Swedish handball player (born 1992)

Albin Lagergren (born 11 September 1992) is a Swedish handball player for SC Magdeburg and the Swedish national team. He was named Swedish Handballer of the Year in 2025..

==Career==
Lagergren started playing handball at his hometown club HK Varberg. In 2011 he joined Redbergslids IK for a season, only to return to HK Varberg in 2012.

A season later he joined IFK Kristianstad to play elite handball and develop further. Here he won the Swedish Championship in 2015, 2016, 2017 and 2018.
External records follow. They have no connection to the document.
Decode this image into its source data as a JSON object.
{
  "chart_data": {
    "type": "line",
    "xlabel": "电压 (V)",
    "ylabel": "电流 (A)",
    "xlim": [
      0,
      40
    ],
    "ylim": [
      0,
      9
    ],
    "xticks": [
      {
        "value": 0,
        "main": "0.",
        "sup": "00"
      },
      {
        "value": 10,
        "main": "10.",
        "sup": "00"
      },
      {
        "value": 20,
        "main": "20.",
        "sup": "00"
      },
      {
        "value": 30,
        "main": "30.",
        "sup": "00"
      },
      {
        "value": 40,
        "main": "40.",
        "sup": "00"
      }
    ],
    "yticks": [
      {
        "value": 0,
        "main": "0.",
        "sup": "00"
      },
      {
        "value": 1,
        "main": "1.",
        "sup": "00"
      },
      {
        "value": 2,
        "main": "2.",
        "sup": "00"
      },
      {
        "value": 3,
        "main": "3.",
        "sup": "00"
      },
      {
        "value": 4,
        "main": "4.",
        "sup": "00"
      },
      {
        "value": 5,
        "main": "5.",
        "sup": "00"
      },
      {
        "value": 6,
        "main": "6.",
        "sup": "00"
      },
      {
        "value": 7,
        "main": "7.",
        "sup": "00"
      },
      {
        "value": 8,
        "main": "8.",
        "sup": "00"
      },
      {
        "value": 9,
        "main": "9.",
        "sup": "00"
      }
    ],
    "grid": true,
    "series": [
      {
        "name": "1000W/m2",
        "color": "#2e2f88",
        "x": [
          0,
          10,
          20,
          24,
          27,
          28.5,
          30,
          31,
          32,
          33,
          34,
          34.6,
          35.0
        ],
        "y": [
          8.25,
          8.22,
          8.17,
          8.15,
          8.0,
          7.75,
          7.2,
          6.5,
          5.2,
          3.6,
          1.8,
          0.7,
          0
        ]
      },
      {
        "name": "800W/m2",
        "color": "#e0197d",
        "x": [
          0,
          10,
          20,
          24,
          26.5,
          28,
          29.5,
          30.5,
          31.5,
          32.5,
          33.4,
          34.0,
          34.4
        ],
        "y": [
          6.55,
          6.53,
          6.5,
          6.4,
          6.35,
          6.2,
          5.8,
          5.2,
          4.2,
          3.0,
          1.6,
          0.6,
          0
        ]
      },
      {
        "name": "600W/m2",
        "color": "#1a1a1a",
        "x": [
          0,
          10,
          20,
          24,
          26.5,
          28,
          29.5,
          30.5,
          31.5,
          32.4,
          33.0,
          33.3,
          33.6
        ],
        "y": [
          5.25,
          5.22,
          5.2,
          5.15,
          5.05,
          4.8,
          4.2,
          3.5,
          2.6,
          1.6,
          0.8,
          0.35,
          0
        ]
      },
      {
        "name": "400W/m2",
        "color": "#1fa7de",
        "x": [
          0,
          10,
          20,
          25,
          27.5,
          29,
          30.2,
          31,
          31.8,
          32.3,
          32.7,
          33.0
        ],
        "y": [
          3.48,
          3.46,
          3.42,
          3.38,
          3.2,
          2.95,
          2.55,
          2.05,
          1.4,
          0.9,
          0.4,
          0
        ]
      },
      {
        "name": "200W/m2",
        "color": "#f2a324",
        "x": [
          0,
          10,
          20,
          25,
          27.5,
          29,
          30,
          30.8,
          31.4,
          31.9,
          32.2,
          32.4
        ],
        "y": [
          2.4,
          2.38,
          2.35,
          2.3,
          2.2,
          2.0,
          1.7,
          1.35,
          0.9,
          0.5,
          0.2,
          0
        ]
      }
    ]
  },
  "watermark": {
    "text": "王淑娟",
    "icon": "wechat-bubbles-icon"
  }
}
For the 2018/19 season he joined German team SC Magdeburg.
In 2020 he joined league rivals Rhein-Neckar Löwen. Here he won the DHB-Pokal in 2023. The following season he returned to SC Magdeburg. Here he won the IHF Super Globe 2023, the DHB-Pokal and the German Handball-Bundesliga in the 2023/2024 season.

===National team===
He debuted for the Swedish national team in 2016 and was a part of the team that played World cup qualification matches against Bosnia-Herzegovina.

His first major international tournament was at the 2016 Olympics in Rio de Janeiro, where he was included due to Johan Jakobsson getting injured.

He participated at the 2017 World Men's Handball Championship, where he once again was included due to a Johan Jakobsson injury just before the tournament.

At the 2022 European Championship he won gold medals with Sweden.